PTSD entails the presence of ‘trauma-type memories’. These are unlike normal narrative memories in that they are fragmented, often incomplete, they evoke powerful emotions and have the feeling of recency. ‘Trauma-type memories’ are toxic and they are the primary issue in PTSD; other PTSD symptoms (hypervigilance, reexperiencing/nightmares, hyperarousal/insomnia) are all manifestations of ‘trauma-type memories’.
A key goal is the transformation of toxic ‘trauma-type memories’ into less toxic narrative-type memories. This is what skilful Prolonged Exposure Therapy with Integration work can achieve.
Without skills to tackle the arousal, it’s very tough to get on top of PTSD.
Skills are critical before embarking on this journey.
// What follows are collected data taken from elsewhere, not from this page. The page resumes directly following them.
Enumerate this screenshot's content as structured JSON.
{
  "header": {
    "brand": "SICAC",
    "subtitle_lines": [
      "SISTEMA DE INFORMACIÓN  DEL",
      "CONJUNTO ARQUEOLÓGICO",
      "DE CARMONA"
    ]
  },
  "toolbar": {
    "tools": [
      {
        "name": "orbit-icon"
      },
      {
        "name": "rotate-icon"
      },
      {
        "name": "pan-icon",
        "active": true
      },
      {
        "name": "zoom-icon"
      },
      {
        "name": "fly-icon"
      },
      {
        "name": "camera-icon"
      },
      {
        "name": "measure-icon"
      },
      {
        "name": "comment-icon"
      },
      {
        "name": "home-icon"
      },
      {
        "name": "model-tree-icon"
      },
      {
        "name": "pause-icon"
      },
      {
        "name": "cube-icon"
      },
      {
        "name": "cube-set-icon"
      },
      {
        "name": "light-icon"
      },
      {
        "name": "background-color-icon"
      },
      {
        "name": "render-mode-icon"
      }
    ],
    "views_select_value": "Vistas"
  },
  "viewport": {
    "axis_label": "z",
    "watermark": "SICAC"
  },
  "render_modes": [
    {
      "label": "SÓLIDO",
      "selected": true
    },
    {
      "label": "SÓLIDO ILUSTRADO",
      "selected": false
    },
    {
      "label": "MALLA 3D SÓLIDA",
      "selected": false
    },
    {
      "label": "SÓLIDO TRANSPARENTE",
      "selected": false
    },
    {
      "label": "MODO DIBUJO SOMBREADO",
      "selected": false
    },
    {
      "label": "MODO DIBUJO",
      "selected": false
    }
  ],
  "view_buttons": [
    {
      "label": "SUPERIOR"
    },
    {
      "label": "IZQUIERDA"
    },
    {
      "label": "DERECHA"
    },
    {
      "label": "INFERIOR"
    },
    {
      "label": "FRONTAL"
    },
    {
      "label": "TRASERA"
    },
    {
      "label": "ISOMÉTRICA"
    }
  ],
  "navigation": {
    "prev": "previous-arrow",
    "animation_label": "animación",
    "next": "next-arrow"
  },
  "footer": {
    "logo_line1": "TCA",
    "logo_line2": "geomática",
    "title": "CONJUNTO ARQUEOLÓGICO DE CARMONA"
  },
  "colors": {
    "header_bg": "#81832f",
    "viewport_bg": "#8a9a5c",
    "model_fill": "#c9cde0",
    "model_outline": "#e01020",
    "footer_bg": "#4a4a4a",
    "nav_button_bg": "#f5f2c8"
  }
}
Becoming an expert in PTSD means you feel less chaos.
There are discrete stages to the treatment of PTSD. The stages are:
- Stage 0: Pretreatment or undertreatment of PTSD.
- Stage 1: Understanding PTSD and understanding PTSD treatment.
- Stage 2: Acquiring the skills needed to cope with Distress of PTSD and the distress of recalling PTSD Trauma-type memories.
- Stage 3: Tolerance of their trauma narrative so that people can start to make sense of their trauma experience.
- Stage 4: understanding the meaning of the trauma episode and finding the lesson of their trauma experience.
Reconciling the meaning and learning the lessons of the traumatic experience are major components to resolving trauma.